Lexikon des internationalen Films[5]

„Eine Beschwörung des gleichermaßen bittere Entsagung und süße Hingabe atmenden, gesungenen und getanzten Bollywood-Liebeszaubers. […] Der Film kommt vollständig ohne Fieslinge aus, auch fast ohne traditionelle Saris, dafür hat er eine halb verhüllte Bettszene zu bieten. Ein Zugeständnis an libertäre Zeiten, in denen die alte Kinosehnsucht nach der einzigen Liebe so berauschend naiv wohl nur noch in Bollywood möglich ist.“

Der Kritiker der Molodezhnaja.ch schreibt, der Film „ein gutes bis sehr gutes Werk, […] aber die Verflechtung mit Glaubensfragen bricht ihm fast das Genick.“ Gelobt werden die technische und schauspielerische Leistung – insbesondere von Shahrukh Khan – „die Musik ist toll, die Kamera sowieso, die Lied-Choreografie macht immer immens gute Laune.

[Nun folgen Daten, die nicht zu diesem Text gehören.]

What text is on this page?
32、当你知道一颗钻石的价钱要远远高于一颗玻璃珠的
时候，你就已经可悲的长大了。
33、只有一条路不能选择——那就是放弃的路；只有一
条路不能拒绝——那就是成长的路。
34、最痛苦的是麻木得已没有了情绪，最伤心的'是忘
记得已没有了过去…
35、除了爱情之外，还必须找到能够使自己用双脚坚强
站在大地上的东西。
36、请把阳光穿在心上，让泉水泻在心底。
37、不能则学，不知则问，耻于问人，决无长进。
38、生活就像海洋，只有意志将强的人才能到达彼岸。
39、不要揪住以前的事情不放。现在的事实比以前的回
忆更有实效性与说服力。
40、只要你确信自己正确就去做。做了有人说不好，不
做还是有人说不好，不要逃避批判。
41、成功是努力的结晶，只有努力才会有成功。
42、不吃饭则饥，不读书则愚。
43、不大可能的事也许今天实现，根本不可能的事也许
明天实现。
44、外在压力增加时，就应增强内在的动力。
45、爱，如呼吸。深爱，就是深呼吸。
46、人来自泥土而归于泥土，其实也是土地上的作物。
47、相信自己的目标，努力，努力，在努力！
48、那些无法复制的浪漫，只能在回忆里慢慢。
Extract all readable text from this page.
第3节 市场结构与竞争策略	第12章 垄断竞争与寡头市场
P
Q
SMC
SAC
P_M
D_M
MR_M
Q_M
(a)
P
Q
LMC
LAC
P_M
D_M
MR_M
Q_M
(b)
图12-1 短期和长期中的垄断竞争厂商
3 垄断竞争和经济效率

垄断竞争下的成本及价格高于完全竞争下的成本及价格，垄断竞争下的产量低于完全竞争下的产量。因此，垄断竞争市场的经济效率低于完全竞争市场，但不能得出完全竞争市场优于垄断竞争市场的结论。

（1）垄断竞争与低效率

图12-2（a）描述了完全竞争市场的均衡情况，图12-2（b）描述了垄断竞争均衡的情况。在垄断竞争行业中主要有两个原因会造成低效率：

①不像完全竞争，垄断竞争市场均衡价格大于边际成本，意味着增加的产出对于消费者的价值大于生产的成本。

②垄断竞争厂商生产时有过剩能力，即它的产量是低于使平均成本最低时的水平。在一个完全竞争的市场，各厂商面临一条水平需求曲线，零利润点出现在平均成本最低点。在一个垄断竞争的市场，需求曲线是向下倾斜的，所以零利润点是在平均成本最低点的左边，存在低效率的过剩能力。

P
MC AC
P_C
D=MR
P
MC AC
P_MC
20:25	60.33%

Und die Bomben-Entschärfungs-Szenen sind fast schon spannend“. Weniger gut seien die beiden Aktricen und der Mangel an „ikonenhaften Szenen […], die man auch in zehn Jahren noch erkennen würde“. Großes Manko sei aber „der an den Haaren herbeigezogene Konflikt“, der die aufkommenden Emotionen zunichte mache.[7]